I would avoid medications if at all possible and try behavior modification. Try visiting http://www.therextras.com/therextras/ and ask Dr. Boucher if she has any ideas. Tell her I sent you.
Bless you dear one. You are in my prayers.
Nancy
I've heard that sterotypical comment too many times (they are such happy/loving kids!) Believe me, there is more to my kid than that! She has more emotions than just being happy, listen to her tell me "no" more times than I can count on a daily basis LOL
I'm sorry you tried to prepare Payton for the move and now that's all she can focus on! Hopefully the transition won't be too tough on her after all though.
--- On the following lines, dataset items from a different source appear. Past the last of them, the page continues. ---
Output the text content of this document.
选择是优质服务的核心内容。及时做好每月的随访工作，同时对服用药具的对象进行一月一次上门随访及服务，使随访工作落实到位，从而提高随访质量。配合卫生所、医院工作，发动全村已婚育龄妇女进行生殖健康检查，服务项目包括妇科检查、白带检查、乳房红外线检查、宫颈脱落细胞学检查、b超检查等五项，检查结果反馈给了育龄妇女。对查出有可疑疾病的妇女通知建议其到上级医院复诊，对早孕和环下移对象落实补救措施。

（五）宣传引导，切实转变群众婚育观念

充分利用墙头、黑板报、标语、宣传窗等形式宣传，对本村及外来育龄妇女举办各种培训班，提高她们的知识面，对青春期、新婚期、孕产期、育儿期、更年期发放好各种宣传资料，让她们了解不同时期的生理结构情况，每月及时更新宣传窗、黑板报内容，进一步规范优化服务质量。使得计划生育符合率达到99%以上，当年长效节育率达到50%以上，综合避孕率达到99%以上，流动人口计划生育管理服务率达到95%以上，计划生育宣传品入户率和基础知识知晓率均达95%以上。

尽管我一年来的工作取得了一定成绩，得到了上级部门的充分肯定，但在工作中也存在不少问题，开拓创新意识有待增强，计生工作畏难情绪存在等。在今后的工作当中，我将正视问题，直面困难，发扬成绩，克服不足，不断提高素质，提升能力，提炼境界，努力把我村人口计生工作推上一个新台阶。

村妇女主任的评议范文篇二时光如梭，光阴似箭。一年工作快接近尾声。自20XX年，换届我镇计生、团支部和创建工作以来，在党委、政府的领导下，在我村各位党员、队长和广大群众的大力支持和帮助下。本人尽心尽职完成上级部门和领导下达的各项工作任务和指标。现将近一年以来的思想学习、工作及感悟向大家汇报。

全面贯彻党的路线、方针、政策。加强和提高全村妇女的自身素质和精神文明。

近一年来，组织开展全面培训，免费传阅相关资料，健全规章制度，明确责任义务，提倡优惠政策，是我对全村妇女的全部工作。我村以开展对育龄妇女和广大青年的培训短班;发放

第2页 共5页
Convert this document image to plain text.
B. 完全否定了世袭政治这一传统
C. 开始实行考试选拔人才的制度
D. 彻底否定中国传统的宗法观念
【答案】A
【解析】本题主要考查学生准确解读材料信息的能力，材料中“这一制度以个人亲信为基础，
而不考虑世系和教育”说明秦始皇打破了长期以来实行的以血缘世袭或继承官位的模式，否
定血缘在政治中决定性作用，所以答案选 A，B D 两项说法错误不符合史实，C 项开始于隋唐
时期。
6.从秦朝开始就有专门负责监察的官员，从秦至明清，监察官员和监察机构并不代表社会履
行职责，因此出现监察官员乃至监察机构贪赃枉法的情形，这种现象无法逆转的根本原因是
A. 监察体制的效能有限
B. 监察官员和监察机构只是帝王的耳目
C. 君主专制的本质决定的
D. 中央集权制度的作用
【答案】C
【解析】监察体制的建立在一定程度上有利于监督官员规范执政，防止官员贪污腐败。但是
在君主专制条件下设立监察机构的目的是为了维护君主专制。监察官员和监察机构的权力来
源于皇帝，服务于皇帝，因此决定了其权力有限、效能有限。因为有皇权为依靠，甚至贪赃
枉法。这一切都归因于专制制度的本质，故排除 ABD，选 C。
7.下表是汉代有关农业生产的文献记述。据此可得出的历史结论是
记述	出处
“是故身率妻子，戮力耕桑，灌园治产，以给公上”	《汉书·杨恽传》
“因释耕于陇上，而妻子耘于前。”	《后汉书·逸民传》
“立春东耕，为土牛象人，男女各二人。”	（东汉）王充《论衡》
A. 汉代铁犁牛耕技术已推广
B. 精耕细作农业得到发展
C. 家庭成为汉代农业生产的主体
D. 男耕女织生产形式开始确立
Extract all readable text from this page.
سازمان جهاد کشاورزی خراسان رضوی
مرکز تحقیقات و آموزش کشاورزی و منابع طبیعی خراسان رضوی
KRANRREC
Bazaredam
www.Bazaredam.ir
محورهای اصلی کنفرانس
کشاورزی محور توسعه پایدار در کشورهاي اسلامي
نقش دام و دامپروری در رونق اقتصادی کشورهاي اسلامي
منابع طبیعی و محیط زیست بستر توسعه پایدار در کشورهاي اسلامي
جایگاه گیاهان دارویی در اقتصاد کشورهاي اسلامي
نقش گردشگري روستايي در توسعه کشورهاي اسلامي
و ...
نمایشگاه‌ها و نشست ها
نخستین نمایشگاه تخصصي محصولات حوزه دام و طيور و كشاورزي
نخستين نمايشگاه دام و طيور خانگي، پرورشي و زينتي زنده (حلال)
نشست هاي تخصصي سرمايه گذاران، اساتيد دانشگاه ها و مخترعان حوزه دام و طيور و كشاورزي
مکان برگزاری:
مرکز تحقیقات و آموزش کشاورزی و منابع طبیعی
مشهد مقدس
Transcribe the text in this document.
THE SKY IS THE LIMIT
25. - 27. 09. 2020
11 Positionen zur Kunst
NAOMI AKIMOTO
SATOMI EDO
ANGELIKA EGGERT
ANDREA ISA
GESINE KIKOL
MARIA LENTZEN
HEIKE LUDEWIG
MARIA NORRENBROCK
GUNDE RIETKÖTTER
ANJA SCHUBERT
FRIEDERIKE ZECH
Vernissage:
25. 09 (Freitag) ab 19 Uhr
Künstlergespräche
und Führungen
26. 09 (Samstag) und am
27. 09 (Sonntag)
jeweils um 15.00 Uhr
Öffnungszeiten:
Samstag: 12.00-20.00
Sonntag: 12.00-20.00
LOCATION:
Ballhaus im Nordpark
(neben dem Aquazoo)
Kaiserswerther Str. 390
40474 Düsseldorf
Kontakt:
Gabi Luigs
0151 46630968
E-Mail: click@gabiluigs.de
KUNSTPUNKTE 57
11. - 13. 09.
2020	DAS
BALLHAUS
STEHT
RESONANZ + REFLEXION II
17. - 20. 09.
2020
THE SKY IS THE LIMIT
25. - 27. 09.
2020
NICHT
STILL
Glad you were able to talk Bob into getting away for that weekend- we all need a weekend getaway sometimes :)
Tara,
Many parents have success with meds and I know you are very hesitant, but I myself take antidepressents (like zoloft) and I know for me it drastically improves my quality of life. So here is my take, meds are good if they are monitored and improve the quality of life for the kiddo. If you look at it this way, the brain of a child with WS is an organ that is not functioning as it should, and the result of such is overstimulation, neuroprocessing is "off", signals given off by the brain are misfiring resulting in behavior such as Paytons. It is a medical condition. Like any other organ to make it work better you try different things. You change your diet, you eat better, you take supplements, you exercise, etc...and you take prescription meds. Her nervous system is not working correctly, it needs help. That is my take. If Payton can get a better quality of life you should try meds. BTW you understand that Zoloft is something that helps daily, it would help Payton every single day of her life vs just calming her with Xanax. They are 2 completely different kinds of drugs. Xanax calms people in the midst of panic or anxiety attacks, like valium. Whereas zoloft is an antidepressant which works all the time and is not meant to calm someone, but rather increase the seretonin in the brain so that a person who is not creating enough of their own seretonin get some help, which results in less anxiety or depression on a daily basis.